Given the strikingly different valuation methodologies set forth in each clause, the panel determined that there was, in fact, a conflict between the two clauses. The court noted that a clause “requiring computation based on “gross value received” inherently conflicts with a computation based on value received at the mouth of the well.” As such, the BlueStone court held that the Superseding Clause in the addendum was triggered and Paragraph 26 governed the calculation of royalties.
Because Paragraph 26 valued the royalty at the point-of-sale, the court held that BlueStone could not “net-back” the post-production costs. Consequently, BlueStone’s practice of deducting such costs constituted a material breach of the 2003 Leases. Given this conclusion, the panel affirmed the entry of summary judgment in favor of the landowners: “[T]he lower courts correctly concluded that the lessee’s deduction of post-production costs was improper because the mineral lease explicitly resolves the conflict in favor of the gross-proceeds calculation.”

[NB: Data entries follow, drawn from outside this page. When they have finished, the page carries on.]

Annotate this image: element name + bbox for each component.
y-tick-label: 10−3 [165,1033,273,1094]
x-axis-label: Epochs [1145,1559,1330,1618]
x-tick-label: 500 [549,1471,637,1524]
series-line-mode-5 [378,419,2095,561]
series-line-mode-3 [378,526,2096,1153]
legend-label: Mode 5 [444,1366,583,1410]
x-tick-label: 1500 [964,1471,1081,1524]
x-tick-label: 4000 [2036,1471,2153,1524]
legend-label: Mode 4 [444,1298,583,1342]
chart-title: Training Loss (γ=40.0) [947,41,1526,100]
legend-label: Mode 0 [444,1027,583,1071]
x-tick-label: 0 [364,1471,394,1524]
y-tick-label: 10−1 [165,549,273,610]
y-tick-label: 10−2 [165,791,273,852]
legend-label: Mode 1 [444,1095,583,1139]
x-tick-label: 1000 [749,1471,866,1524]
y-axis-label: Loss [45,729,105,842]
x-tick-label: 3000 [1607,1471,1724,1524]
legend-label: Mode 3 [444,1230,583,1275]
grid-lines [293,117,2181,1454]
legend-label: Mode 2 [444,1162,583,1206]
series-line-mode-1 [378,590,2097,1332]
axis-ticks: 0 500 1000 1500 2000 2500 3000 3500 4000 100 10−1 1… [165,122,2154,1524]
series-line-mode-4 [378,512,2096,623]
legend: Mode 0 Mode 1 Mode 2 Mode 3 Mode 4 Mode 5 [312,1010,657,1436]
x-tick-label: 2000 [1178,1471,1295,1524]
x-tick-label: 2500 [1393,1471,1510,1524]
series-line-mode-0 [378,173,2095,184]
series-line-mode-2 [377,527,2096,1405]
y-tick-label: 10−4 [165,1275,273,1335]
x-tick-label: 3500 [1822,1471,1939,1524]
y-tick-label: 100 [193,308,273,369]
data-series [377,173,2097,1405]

Although not binding on Pennsylvania courts, the BlueStone decision is encouraging news for landowners here in Pennsylvania. The author submits that the BlueStone panel reached the correct decision: the parties specifically negotiated a clause which based the royalty on the amount “received” by the lessee. When the royalty valuation point is at the point-of-sale, there is no legal basis to utilize or apply the net-back method. The BlueStone court correctly rejected the lessee’s attempt to re-define the royalty valuation point under the 2003 Leases as being at the wellhead. If you have a royalty clause that bases the royalty calculation on the “proceeds received” or the “amount realized,” you should carefully and regularly monitor your royalty statements since a persuasive argument can be made that no deductions are authorized or permitted under such clauses.